Overnight, Captain Diego motored us 40 miles west, to Punta Cormorant on Floreana Island, where we were going to look for sea turtles, flamingos and stingrays. Cormorants? Not so much. Turns out the area is so named because, if you’re a bored explorer and have run out of saints to name your places after, you can squint at this spit of land in a particular way, and it apparently *looks* like those birds you just saw back at – what was that place called? – Punto Marine Iguana.
Anyhow, like the other islands we’ve visited so far, the flora looks like it’s established itself here to acclimate itself to growing at the gates of hell. Dry, rocky, and hot, hot hot.
Billy led us up the rise along a dirt path that looked out over a salt flat peppered with flamingos. How can something look so graceful and so awkward at the same time? Billy had clearly paid them off, since a flight of eight cooperatively popped their heads up and splashed across the flat in a formation takeoff, orbiting the area in wing-to-wing figure eights, seemingly for a National Geographic photo op.

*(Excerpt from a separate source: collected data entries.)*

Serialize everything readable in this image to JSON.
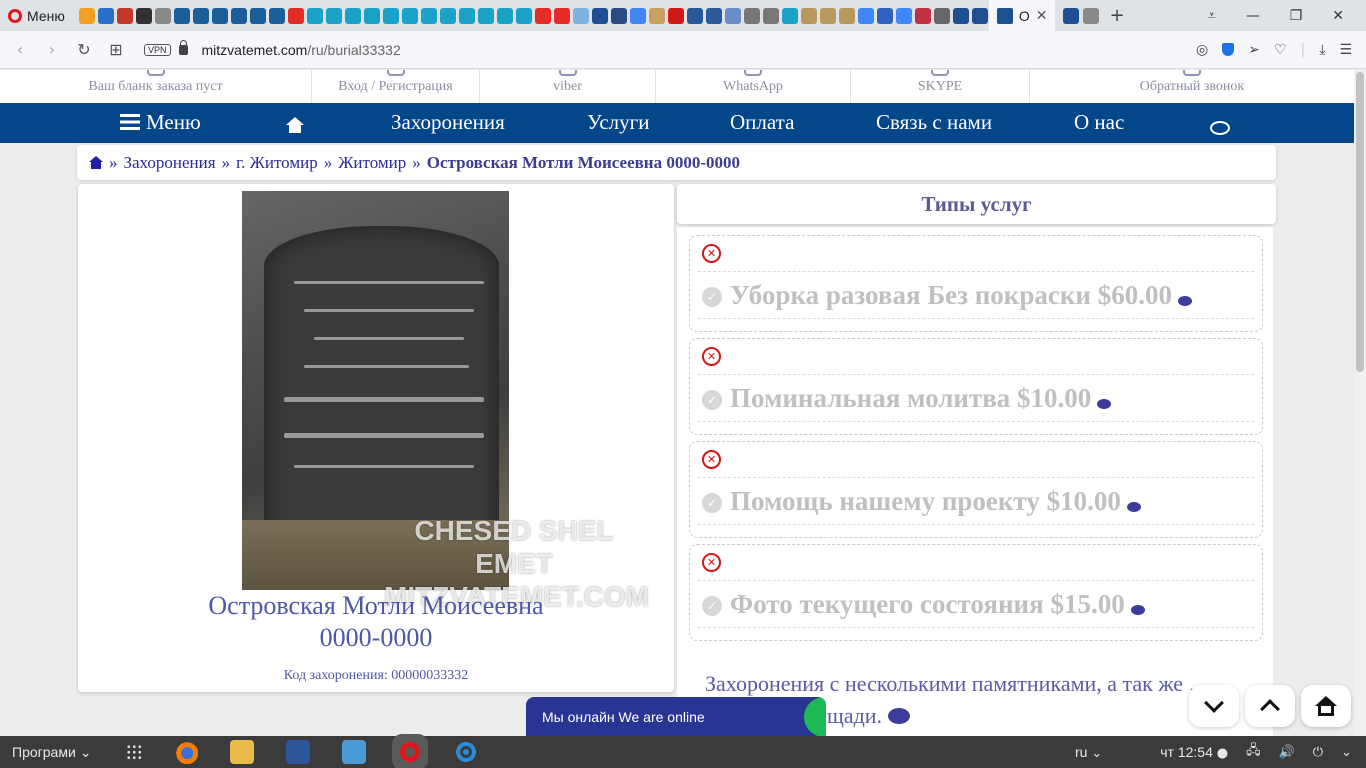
{
  "browser": {
    "menu_label": "Меню",
    "active_tab_title": "О",
    "url_domain": "mitzvatemet.com",
    "url_path": "/ru/burial33332",
    "vpn_label": "VPN"
  },
  "top_info": {
    "order_form": "Ваш бланк заказа пуст",
    "login": "Вход / Регистрация",
    "viber": "viber",
    "whatsapp": "WhatsApp",
    "skype": "SKYPE",
    "callback": "Обратный звонок"
  },
  "nav": {
    "menu": "Меню",
    "burials": "Захоронения",
    "services": "Услуги",
    "payment": "Оплата",
    "contact": "Связь с нами",
    "about": "О нас"
  },
  "breadcrumb": {
    "sep": "»",
    "items": [
      "Захоронения",
      "г. Житомир",
      "Житомир"
    ],
    "current": "Островская Мотли Моисеевна 0000-0000"
  },
  "burial": {
    "name": "Островская Мотли Моисеевна",
    "dates": "0000-0000",
    "code_label": "Код захоронения: 00000033332",
    "watermark_line1": "CHESED SHEL EMET",
    "watermark_line2": "MITZVATEMET.COM"
  },
  "services": {
    "title": "Типы услуг",
    "items": [
      {
        "label": "Уборка разовая Без покраски $60.00"
      },
      {
        "label": "Поминальная молитва $10.00"
      },
      {
        "label": "Помощь нашему проекту $10.00"
      },
      {
        "label": "Фото текущего состояния $15.00"
      }
    ]
  },
  "multi_text": "Захоронения с несколькими памятниками, а так же … большой площади.",
  "online_chat": "Мы онлайн We are online",
  "taskbar": {
    "start": "Програми",
    "lang": "ru",
    "clock": "чт 12:54"
  },
  "colors": {
    "nav_bg": "#03468a",
    "link": "#2c2c9a",
    "service_text": "#c0c0c0",
    "cancel_icon": "#d01818"
  }
}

Down the other side of the hill was sandy beach where… uhh, we saw lots of stuff. Rays, a few turtles. A galapagos penguin (first time I’ve seen Billy excited about seeing someting: “A penguin, guys! Look, a penguin!”). It was a heck of a lot of fun – the snorkling, the eagle rays and finding myself unexpectedly face to face with a sea tortise, but that was… hours ago.
And right now is very different. Because where I am now is alone on the top deck of the Nina, anchored in Puerta Ayora at 10:30 pm on Christmas eve.
Here and now, the red-green lights of the ships anchored around mix with streetlamps from the surrounding town, reflecting off the water like an ufathomably large Christmas ornament. Overhead, the moon is going down, and Orion is standing on his head amid a swath of stars brighter that seems possible. The southern cross is a kite rising to the south amid the masts of bobbing sailboats. The air is filled with an unmistakeable trace of woodsmoke. The diesel thrum of the “Tip Top IV”, anchored a bit closer to us than she should be, muffles the lapping of water against our sides and the harbor breakwater.
Which of my senses could tell me where I am? In how many different ways is this time and place remarkable? Can I count them? Should I? Or should I just tilt my head back and breathe in the wonder of it all? Silly question [end of post :)].